Vient d’ouvrir. «Dans le noir», c’est un concept décliné dans une douzaine de restaurants: de Paris (la maison mère) au Caire en passant par Londres, Strasbourg, Nantes et bientôt la Nouvelle-Zélande, on s’y attable dans la pénombre complète pour déguster des menus gourmands et des vins assortis. Le service est assuré par une brigade attentionnée de personnes malvoyantes. Et, à Genève, le dernier né des maillons de la gamme a été inauguré le week-end passé dans une salle sans lumière du Ritz-Carlton Hôtel de la Paix. Une fois n’est pas coutume, je me suis laissé inviter. Et j’ai bien aimé (pas le fait d'être invité! Mais le repas dans la nuit).

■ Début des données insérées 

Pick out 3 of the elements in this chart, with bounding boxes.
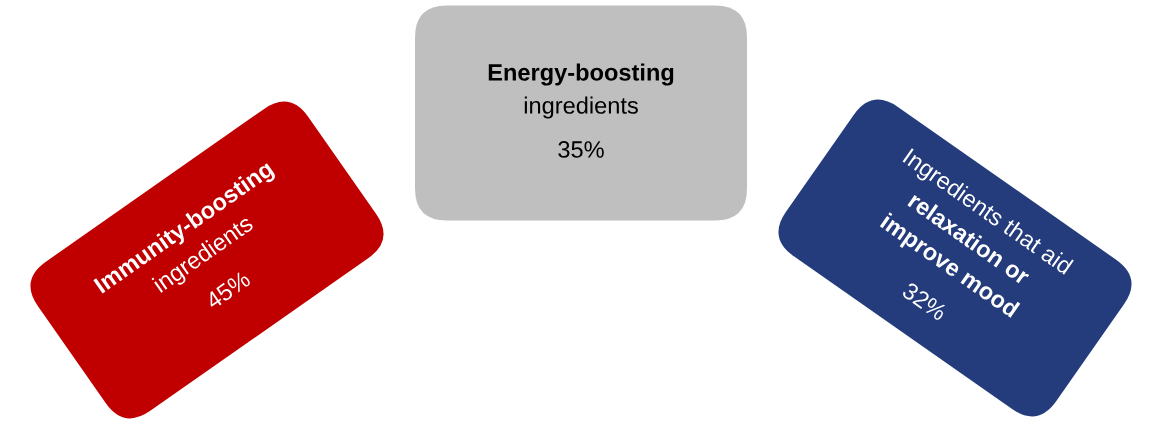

Après le cocktail, la nuit. Tout commence par un cocktail servi au bar de l’hôtel. Avec la lumière, à ce stade, mais dans un verre… noir. Alors on devine, on tâtonne, on croit déceler des notes de cacao et on s’égare dans les saveurs. Mais il est déjà temps de passer à table, dans la salle plongée dans la nuit. Là on avance en groupes, en se tenant par les épaules pour arriver à sa chaise, sans la voir, pas plus que la table d’ailleurs, ni les autres convives attablés que l’on entend discuter. Et voilà notre guide et serveur qui nous explique comment verser l’eau dans son verre sans inonder la table (pas si simple!) et qui apporte l’entrée.
On joue aux devinettes. Quand l’assiette arrive, il y a de quoi délier les langues: qu’est-ce que c’est? Une purée, lance l’un. «Et il y a une émulsion, mais aussi des billes croustillantes», ajoute une autre voix dans la nuit. Le vin? Personne ne sait s’il est rouge ou blanc. Un peu trop chaud sans doute. Mais aucune idée de cépage ou de région. «Moi j’aime bien», conclut une souriante voix sans visage. Quelques fourchettes et morceaux de pain tombés par terre plus tard, arrive le plat. Du vinaigre, du poisson… de la carotte peut-être, ou est-ce autre chose? Maintenant je sais tout, mais sous peine de spoiler la surprise, je ne vous révélerai rien.
Entre la projection et la réalité… En tous les cas, le chef, Pascal Fourdrinier, fait un beau travail. Et lorsqu’à la fin du repas, en sortant dans la lumière, on découvre les photos des plats dégustés, on réalise à quel point, sans la vue, notre perception est faussée. Là où on croit déguster une énorme platée, on découvre un dressage délicat et des portions-dégustation! Et le dressage qu’on a fini par explorer à tâtons avec les doigts est en fait digne d’une grande table. Seul élément négatif, le bruit: dans le noir, les convives tendent à hausser le ton. Et c’est un peu fatiguant pour les autres. Mais qu’importe, parce qu’on s’amuse, on rit, on joue aux devinettes et l’on repart enrichi d’un vécu insolite. A faire de préférence en groupe, entre amis ou entre collègues. Tiens, le prochain souper de boîte, c’est quand?